A poem, anonymous, sent to the Chicago Evening Post by one whose son’s regiment was leaving for France.

MY son, at last the fateful day has come
For us to part. The hours have nearly run.
May God return you safe to land and home;
Yet, what God wills, so may His will be done.

Draw tight the belt about your slender frame;
Flash blue your eyes! Hold high your proud young head!
Today you march in Liberty’s fair name,
To save the line enriched by France’s dead!

I would not it were otherwise.

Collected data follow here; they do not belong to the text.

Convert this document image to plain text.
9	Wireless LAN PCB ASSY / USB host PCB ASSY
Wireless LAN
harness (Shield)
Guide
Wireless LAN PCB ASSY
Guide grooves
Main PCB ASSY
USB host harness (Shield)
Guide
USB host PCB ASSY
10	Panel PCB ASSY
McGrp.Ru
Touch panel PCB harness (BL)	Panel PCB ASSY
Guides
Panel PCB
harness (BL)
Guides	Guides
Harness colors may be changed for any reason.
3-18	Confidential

And yet
’Tis hard to speed your marching forth, my son!
’Tis doubly hard to live without regret
For love unsaid, and kindnesses undone.

But would the chance were mine with you to stand
Upon those shores and see our flag unfurled!
To fight on France’s brave, unconquered land
With Liberty’s great sword for all the world!

Beyond the waves, my son, the siren calls,
The sky is black and Fastnet lies abreast;
A signal rocket flings its stars and falls
Across the night to welcome England’s guest.